TOKYO, Dec 17 (Reuters) - Japanese shares fell on Friday, dragged down by heavyweight technology shares, amid caution about rate increase after U.S. Federal Reserve showed a hawkish move, while fears for the Omicron coronavirus variant hit travel-related shares.

The Nikkei share average fell 0.92% to 28,799.60 by the midday break, after rising more than 2% in the previous session. The index is set to post a 1.27% weekly gain.

The broader Topix was down 0.7% to 1,998.96 and on course to gain 1.19% for the week.

"Today's decline is a natural reaction to the Fed's monetary tightening. The market jumped yesterday because those who had shorted Japanese shares bought back stocks," said Tomoichiro Kubota, senior market analyst at Matsui Securities.

"Towards the end of the year, investors will remain largely cautious about the monetary tightening."

On Wednesday, the Fed said it would accelerate a tapering of its bond-buying stimulus to end the program in March, setting up three quarter-point rate increases next year.

The Bank of England overnight also surprised markets by becoming the first major global central bank to raise interest rates.

In Japan, technology shares tracked a sharp loss of the Nasdaq overnight, with chip-related Tokyo Electron leading Nikkei declines, losing 1.96%.
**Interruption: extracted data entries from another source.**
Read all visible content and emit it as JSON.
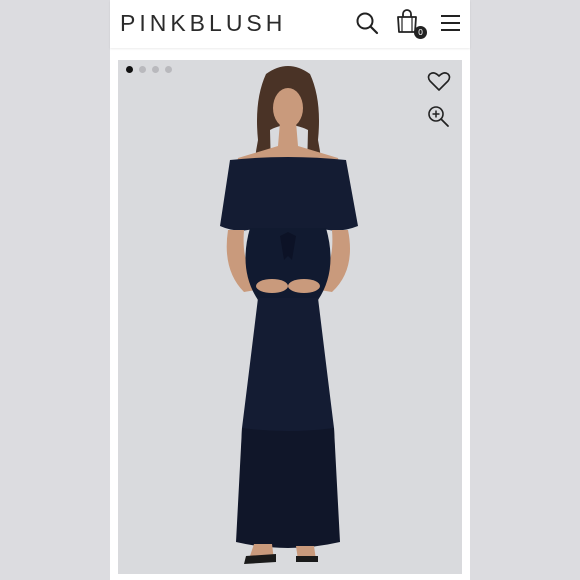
{
  "header": {
    "logo_text": "PINKBLUSH",
    "cart_count": "0",
    "icons": [
      "search-icon",
      "shopping-bag-icon",
      "hamburger-menu-icon"
    ]
  },
  "gallery": {
    "slide_count": 4,
    "active_slide": 1,
    "icons": [
      "heart-icon",
      "zoom-in-icon"
    ],
    "image_subject": "navy-off-shoulder-maxi-dress",
    "colors": {
      "dress": "#141c33",
      "background": "#d9dadd"
    }
  }
}
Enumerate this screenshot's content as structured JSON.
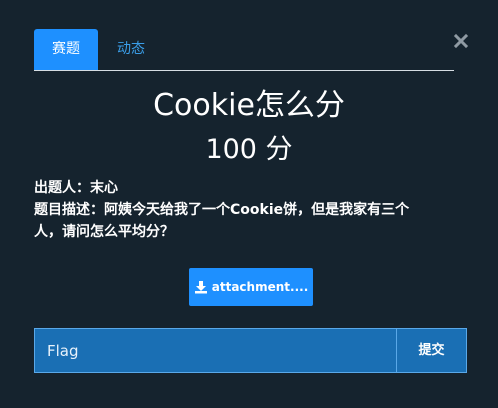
{
  "tabs": [
    {
      "label": "赛题",
      "active": true
    },
    {
      "label": "动态",
      "active": false
    }
  ],
  "close_icon": "close-icon",
  "challenge": {
    "title": "Cookie怎么分",
    "points": "100 分",
    "author": "出题人：末心",
    "description_line1": "题目描述：阿姨今天给我了一个Cookie饼，但是我家有三个",
    "description_line2": "人，请问怎么平均分？"
  },
  "attachment": {
    "label": "attachment....",
    "icon": "download-icon"
  },
  "flag_form": {
    "placeholder": "Flag",
    "value": "",
    "submit_label": "提交"
  },
  "colors": {
    "background": "#15232e",
    "accent": "#1e90ff",
    "input_bg": "#1a6fb4",
    "inactive_tab": "#3a9ee8"
  }
}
Air-conditioning maker Daikin Industries fell 2.17% and technology investor SoftBank Group 1.42%.

Travel-related shares were hit after a report on the first case of a domestically-acquired Omicron infection.

Airlines and railways lost 1.22% and 1.1%, respectively. Oriental Land, the operator of the Tokyo Disney Resort, lost 3.2%.

Mitsui & Co, up 1.58%, gained the most among the top 30 core Topix names, followed by Seven & i Holdings , rising 1.25%.

Hoya Corp down 3.90%, was the worst performer among the Topix top 30 stocks.